Niger : comment un mois d’exportations vers l’Algérie tente de masquer le blocus du sud
Les décisions récentes des autorités nigériennes en matière de commerce international soulèvent des interrogations profondes au sein de la communauté économique ouest-africaine. Alors que les échanges avec les pays voisins du Golfe de Guinée subissent des restrictions croissantes, une mesure inattendue vient d’être adoptée : une autorisation temporaire d’un mois pour exporter du bétail vers l’Algérie.

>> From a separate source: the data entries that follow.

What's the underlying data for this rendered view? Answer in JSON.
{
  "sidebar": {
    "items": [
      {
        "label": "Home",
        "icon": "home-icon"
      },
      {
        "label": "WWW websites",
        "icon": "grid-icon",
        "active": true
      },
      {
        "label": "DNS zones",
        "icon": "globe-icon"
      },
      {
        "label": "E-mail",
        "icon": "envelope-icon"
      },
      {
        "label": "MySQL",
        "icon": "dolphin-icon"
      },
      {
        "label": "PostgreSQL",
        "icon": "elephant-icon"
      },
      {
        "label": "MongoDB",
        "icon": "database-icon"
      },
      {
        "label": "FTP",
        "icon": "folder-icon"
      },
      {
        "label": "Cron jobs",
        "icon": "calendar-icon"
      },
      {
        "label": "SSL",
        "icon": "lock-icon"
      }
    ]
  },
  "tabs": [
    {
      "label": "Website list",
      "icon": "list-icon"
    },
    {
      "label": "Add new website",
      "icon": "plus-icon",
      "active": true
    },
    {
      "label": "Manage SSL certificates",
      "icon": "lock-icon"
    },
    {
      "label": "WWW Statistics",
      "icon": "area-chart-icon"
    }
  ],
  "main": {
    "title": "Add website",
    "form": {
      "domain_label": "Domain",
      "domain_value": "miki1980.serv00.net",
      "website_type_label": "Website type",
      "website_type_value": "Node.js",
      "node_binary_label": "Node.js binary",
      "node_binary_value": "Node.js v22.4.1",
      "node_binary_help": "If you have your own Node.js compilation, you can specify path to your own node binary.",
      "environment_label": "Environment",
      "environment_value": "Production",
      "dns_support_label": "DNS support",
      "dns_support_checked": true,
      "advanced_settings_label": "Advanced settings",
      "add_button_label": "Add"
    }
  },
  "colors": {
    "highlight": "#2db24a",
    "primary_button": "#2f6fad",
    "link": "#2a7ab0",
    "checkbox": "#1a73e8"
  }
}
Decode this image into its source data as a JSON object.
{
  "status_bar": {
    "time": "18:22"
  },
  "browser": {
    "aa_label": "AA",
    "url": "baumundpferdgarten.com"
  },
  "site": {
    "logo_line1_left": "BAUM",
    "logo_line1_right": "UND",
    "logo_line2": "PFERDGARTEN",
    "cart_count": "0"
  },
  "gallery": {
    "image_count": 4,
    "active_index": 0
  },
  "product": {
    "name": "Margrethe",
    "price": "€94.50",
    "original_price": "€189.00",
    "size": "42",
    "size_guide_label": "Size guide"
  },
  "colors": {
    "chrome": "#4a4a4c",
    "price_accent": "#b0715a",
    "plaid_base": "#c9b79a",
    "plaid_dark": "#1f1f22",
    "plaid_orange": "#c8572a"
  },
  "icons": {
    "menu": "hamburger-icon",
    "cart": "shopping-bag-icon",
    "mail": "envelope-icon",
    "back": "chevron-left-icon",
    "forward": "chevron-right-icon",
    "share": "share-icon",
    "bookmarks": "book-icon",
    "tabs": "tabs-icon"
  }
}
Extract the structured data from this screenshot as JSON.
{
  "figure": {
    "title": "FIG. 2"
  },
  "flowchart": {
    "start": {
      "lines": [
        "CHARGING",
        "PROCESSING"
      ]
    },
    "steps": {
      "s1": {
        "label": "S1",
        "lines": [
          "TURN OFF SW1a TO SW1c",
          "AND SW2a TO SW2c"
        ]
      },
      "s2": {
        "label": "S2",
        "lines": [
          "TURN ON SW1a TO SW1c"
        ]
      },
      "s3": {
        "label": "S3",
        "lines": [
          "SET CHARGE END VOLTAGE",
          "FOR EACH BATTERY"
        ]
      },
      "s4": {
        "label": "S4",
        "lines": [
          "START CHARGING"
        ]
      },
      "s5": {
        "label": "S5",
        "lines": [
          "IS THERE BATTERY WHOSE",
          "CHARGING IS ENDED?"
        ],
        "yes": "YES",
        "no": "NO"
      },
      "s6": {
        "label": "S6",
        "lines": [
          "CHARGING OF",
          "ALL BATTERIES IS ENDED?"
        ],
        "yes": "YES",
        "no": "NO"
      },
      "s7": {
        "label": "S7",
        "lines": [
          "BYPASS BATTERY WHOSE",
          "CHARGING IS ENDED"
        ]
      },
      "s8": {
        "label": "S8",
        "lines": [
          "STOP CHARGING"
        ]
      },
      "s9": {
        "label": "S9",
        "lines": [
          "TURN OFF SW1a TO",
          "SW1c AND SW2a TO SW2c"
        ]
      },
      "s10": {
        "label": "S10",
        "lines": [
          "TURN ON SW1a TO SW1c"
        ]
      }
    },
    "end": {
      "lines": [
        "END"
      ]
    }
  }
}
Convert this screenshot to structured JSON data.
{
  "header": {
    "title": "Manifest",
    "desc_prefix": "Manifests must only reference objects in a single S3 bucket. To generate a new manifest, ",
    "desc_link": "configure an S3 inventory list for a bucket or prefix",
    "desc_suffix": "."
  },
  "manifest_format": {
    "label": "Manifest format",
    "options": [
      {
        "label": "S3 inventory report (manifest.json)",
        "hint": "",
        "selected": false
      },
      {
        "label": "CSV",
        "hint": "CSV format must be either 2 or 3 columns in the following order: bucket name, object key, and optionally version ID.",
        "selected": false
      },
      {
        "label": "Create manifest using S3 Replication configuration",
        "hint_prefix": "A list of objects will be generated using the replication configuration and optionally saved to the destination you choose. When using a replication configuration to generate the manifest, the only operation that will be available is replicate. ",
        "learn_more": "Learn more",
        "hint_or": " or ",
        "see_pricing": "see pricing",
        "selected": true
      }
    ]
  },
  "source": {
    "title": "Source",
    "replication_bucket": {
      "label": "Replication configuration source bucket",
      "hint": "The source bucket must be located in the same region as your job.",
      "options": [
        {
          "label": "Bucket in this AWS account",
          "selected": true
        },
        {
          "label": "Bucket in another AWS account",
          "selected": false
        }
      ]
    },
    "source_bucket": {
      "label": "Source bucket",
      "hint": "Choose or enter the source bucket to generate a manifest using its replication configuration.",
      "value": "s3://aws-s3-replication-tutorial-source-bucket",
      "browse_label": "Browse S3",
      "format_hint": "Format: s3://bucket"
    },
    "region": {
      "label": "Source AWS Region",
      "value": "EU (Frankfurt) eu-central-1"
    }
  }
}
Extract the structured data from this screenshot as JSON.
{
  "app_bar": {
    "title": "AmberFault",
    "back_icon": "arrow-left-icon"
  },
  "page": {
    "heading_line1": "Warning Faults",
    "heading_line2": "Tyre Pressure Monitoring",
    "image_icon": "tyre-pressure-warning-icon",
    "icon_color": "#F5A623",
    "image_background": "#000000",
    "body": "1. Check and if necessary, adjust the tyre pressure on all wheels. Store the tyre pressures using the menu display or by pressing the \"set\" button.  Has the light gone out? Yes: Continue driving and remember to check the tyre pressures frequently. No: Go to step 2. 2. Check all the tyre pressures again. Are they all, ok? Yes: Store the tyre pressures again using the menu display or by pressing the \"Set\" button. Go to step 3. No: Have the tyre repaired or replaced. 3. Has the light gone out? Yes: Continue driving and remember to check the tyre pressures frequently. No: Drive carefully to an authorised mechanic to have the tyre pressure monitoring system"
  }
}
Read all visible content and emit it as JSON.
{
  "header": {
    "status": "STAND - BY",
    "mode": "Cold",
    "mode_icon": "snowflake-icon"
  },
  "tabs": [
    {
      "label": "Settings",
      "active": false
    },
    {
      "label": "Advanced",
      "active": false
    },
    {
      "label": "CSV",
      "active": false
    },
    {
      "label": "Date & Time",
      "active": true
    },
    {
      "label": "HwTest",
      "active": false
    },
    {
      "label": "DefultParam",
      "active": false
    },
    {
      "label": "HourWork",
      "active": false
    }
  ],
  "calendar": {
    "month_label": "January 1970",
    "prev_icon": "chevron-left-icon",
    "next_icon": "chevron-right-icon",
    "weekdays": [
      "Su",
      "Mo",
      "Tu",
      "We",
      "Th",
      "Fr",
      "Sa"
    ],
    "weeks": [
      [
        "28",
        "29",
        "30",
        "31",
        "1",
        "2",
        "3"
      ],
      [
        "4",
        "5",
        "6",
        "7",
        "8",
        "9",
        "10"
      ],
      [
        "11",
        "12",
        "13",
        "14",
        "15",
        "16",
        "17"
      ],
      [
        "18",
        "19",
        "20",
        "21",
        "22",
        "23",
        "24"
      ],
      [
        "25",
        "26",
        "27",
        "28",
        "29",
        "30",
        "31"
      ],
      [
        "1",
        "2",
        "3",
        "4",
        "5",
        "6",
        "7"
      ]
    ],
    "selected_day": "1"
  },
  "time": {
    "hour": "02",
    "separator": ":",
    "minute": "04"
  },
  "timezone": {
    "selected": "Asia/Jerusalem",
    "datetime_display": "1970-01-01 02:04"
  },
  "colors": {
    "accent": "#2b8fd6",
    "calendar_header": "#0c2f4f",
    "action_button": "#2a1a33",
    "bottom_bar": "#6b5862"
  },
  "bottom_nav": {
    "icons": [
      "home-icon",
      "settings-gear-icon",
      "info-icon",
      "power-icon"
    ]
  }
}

Une ouverture commerciale à sens unique
Face à l’étouffement progressif des exportations vers le Bénin, la Côte d’Ivoire, le Ghana et le Togo, le gouvernement nigérien a choisi de se tourner vers le Nord. Cette dérogation, officiellement présentée comme un outil de « régulation des prix locaux » et de « renforcement des liens économiques », contraste avec la fermeture des frontières sud. Pourtant, cette stratégie semble davantage dicter par des impératifs politiques que par une vision économique cohérente.
Les opérateurs du secteur pastoral, déjà éprouvés par des années de crises, peinent à comprendre cette réorientation brutale des flux commerciaux. « Privilégier Alger au détriment des marchés ouest-africains traditionnels relève d’une logique court-termiste », confie un économiste spécialisé dans les échanges transfrontaliers, sous couvert d’anonymat.
Des partenaires régionaux marginalisés
Le choix de l’Algérie comme destination exclusive ne manque pas de susciter des tensions avec les pays de la Communauté économique des États de l’Afrique de l’Ouest (CEDEAO). Le Bénin et le Togo, autrefois partenaires incontournables du Niger en matière d’écoulement de la production animale, se retrouvent aujourd’hui relégués au second plan. Cette réorientation vers le Sahara, bien que symbolique, pourrait s’avérer coûteuse pour les éleveurs nigériens.
Le transport vers l’Algérie, plus long et onéreux que vers les ports du Golfe de Guinée, risque de réduire à néant les marges bénéficiaires des producteurs. « Une autorisation d’un mois ne suffira pas à compenser les pertes engendrées par la fermeture des marchés du Sud », estime un représentant du secteur privé nigérien.
Entre opportunisme et fragilité économique
Cette politique commerciale asymétrique interroge sur la durabilité de la stratégie économique du Niger. En sacrifiant ses relations avec les pays côtiers au profit d’un axe saharien, Niamey prend le risque d’isoler davantage son économie. Les filières pastorales, vitales pour des milliers de familles, se retrouvent prises en étau entre des décisions géopolitiques et des réalités économiques implacables.
L’issue de cette manœuvre reste incertaine. Réussira-t-elle à stabiliser les revenus des éleveurs, ou aggravera-t-elle leur précarité en les éloignant des marchés les plus rémunérateurs ? Une chose est sûre : dans un contexte régional déjà tendu, cette initiative pourrait bien s’avérer être un coup d’épée dans l’eau.